A year later, in 1988, Dylan is inducted into The Rock and Roll Hall of Fame by another musician John Hammond discovered, whose first album Lester Bangs critiqued dismissively with the words ”...he wrote like Bob Dylan.”. Bangs was not a Dylan fan, but the musician was. In his induction speech, he said “The first time I heard Bob Dylan, I was in the car with my mother listening to WMCA, and on came that snare shot that sounded like somebody had kicked open the door to your mind”. Critic Peter Knobler wrote of him singing “with a freshness and urgency I haven’t heard since I was rocked by Like a Rollin’ Stone.” Known to many simply as The Boss, the musician sold 15 million copies of his ‘84 hit Born in the USA (#85).
The same year, at Dylan’s home studio, he teams up with Harrison and other greats to form The Travelling Wilburys and record together till 1990. Introduced by the words “We waited twenty-five years to hear this – Ladies and gentleman, Mr. Bob Dylan”, he performs at the 25th Anniversary of Woodstock in 1994, along with ’69 performers The Band and Crosby, Stills and Nash.
The man who didn’t like to be called a poet would be nominated for the Nobel Prize in Literature seven years running from 1997-2002. He would never receive it.
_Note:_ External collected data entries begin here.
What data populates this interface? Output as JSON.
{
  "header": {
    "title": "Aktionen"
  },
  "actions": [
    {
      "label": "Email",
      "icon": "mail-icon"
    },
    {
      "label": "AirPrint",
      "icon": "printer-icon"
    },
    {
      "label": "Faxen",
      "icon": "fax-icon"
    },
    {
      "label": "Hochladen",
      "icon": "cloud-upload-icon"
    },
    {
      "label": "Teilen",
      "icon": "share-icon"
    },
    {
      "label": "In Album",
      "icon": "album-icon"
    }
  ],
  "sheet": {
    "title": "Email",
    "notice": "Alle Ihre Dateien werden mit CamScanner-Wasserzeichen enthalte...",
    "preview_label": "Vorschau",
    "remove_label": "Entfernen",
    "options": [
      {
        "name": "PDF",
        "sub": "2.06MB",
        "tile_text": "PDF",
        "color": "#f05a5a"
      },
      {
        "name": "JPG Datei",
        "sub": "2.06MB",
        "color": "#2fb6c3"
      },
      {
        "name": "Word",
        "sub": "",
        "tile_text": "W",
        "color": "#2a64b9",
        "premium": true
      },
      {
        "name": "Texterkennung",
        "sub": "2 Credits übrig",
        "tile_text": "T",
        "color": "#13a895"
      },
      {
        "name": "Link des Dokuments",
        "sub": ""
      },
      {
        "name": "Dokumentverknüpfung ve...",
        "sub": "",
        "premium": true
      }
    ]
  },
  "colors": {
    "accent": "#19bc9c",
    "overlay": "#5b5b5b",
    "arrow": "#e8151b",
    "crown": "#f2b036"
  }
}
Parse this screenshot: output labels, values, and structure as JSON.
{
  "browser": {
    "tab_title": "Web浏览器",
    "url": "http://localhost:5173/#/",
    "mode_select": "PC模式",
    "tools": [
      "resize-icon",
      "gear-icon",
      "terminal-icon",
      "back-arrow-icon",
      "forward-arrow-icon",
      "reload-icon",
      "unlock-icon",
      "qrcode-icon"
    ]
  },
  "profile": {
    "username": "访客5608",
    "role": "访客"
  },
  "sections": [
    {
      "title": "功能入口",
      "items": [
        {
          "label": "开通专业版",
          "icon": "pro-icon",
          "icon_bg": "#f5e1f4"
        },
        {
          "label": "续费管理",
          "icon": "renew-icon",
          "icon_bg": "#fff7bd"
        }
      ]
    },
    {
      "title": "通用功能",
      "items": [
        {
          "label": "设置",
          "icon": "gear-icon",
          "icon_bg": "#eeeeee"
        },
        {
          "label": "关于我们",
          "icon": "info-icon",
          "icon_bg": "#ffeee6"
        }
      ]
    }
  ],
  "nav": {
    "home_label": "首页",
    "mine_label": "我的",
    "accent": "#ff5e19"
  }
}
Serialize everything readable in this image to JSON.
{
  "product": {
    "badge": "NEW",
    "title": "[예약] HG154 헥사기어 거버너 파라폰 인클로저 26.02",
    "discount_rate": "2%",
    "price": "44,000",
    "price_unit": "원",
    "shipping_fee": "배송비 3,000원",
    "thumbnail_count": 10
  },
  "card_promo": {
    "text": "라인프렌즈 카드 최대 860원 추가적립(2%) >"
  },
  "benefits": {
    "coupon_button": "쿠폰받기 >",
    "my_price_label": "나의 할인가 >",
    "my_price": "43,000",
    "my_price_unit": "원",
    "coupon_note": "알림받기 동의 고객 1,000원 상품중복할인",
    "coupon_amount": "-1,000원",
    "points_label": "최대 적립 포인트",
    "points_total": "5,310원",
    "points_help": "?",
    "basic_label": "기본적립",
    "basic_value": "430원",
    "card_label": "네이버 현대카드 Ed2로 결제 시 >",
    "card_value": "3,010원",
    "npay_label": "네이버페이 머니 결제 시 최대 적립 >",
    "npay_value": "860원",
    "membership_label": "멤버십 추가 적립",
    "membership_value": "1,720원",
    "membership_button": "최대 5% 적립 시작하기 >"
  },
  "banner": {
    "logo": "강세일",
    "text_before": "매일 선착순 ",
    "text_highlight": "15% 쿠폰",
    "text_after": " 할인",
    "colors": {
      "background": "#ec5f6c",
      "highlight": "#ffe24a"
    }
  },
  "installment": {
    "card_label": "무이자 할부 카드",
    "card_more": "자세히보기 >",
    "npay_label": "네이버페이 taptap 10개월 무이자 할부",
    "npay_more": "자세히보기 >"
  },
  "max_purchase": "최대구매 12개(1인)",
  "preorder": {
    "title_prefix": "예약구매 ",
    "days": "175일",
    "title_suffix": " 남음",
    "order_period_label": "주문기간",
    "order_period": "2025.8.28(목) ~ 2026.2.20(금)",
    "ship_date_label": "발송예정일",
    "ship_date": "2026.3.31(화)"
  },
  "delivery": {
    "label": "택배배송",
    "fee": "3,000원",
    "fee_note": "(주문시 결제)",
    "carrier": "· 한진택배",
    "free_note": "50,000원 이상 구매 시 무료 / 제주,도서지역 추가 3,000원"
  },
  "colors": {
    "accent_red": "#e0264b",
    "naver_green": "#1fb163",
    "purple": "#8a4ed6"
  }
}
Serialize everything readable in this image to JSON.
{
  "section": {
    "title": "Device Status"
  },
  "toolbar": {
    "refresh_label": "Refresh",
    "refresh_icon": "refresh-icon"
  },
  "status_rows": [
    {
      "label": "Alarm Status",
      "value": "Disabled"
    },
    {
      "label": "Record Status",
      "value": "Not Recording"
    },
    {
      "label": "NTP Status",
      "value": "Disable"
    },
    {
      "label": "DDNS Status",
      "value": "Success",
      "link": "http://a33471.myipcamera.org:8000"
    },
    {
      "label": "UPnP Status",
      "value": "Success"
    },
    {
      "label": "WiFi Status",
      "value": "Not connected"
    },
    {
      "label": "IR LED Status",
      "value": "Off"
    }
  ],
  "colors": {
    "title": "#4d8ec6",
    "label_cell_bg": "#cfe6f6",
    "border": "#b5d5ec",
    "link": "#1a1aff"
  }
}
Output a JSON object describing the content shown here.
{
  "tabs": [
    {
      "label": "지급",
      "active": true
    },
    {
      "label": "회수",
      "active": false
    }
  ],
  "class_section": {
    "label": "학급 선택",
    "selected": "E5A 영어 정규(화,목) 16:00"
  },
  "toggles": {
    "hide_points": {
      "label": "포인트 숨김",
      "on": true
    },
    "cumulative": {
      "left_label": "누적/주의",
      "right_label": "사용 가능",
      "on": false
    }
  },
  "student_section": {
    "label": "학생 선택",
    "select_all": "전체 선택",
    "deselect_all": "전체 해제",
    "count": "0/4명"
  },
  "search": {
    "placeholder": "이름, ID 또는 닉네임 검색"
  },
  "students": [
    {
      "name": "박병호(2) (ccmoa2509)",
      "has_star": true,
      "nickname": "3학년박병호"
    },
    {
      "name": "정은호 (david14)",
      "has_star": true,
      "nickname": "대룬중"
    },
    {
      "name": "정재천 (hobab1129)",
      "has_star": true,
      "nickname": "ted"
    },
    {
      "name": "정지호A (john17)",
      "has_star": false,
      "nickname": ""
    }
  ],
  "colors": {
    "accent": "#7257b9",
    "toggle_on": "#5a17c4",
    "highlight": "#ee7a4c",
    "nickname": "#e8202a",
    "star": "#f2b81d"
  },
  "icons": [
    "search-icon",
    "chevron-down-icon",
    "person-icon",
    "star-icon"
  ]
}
In 2004, Rolling Stone Magazine releases a special collector’s issue titled “The 500 Greatest Songs of All Time”. The song Bob Dylan closed the 1965 ‘Judas’ performance with on his Stratocaster is named the Greatest Song of All Time at #1. His erstwhile fan and critic, Griel Marcus releases a book the next year which is a tribute to and biography of the song, which he claims drew a line after which “the world was not quite the same”. It is 2005. And I have begun a journey that would culminate three years later. On the 3rd of September.